Entrepreneurship and how to get funded
Exploring the options
Welcome to entrepreneurial finance. This set of posts will provide you with practical information on funding, VC relations and all the way up to making an exit. Enjoy!
First of all, a personal note from me: Hey! :)
If you are working on your idea and are in need of funding, congrats! Everyone (either they say it or not) appreciates your work. And I know that there are lots of money floating around and that even the dumbest ideas get funding, but if I could summarize this post in one line it would be — think twice before you start looking for funding. There is a golden rule that says “Raise less, raise later, but never run out of cash”. Let me tell you why, starting from the basics.
You are in the phase of building your product or service and need some cash, but also mentorship. Business Angels fly to the rescue. These are individuals that invest from 10k to 250k and that have most probably been entrepreneurs themselves. They are in it for the excitement and the profit (don’t worry — they realize that profits most likely will never come). Be prepared to give a significant chunk of equity — depending on the stage of your company, it might be of up to 30%, if early stage. Reward-based crowdfunding is also a great option in my opinion if you need only cash. But be careful, Venture Capital firms (VCs) are allergic to equity crowdfunding! There is a perception that if the entrepreneur does not want to take VC or angel money, than he is reluctant to learn and get outside support.

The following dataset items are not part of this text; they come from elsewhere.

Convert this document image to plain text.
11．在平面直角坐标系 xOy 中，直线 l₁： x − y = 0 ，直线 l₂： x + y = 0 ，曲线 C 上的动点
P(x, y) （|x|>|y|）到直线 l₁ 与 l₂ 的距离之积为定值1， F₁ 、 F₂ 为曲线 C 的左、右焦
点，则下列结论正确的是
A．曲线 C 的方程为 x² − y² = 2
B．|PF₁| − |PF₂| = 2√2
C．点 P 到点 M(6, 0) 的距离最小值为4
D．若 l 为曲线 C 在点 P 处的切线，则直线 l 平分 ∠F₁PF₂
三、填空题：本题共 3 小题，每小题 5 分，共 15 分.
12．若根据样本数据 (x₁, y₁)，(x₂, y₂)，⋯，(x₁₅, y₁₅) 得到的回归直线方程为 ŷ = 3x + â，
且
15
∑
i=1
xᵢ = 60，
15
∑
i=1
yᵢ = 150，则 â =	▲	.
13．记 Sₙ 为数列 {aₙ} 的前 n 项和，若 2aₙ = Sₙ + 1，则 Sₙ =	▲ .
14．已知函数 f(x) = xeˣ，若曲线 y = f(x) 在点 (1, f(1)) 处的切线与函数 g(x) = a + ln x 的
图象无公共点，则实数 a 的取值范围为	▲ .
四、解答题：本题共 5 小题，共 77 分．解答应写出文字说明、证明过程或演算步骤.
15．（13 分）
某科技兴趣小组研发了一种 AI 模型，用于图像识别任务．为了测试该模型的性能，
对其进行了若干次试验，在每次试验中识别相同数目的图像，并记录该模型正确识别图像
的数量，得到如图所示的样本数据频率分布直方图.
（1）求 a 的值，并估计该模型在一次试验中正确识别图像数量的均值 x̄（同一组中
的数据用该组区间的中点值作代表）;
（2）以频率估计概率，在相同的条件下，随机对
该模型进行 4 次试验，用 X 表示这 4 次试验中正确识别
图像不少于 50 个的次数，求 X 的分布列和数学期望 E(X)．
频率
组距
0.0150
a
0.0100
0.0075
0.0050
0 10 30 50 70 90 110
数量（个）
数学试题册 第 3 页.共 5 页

The differences between angels and VCs are very simple. The former invest smaller amounts in earlier stages, make quick decisions and are more involved in day-to-day activities. They also tend to have broader investment horizons, as compared to VCs, who are more and more focusing on verticals. If you would like to learn more on what is VC and how the whole industry was formed, I suggest you to watch the movie Something Ventured.
Now, let’s talk money. How exactly are you expected to raise capital from VCs?
As a starting point, bear in mind that VC money is expensive. It is not a must, and if you can borrow at a lower cost, think twice. Moreover, raising from VCs is the toughest. In the end, it is not their money. VC firms go out and seek funding from LPs (Limited Partners) who are wealthy individuals or institutions. These investors commit cash or equivalents for a time period of usually 10 years, in the end of which they expect a significant return. VCs charge a usually 2.5% management fee on the fund and receive a carried interest that is 20–30% of the profits. Here’s how it goes for the typical VC fund:

Once VCs invest in your company they will expect an exit strategy to take place after 3–5 years depending on your stage. So think twice. Explore other options and evaluate the need to give equity for smart cash.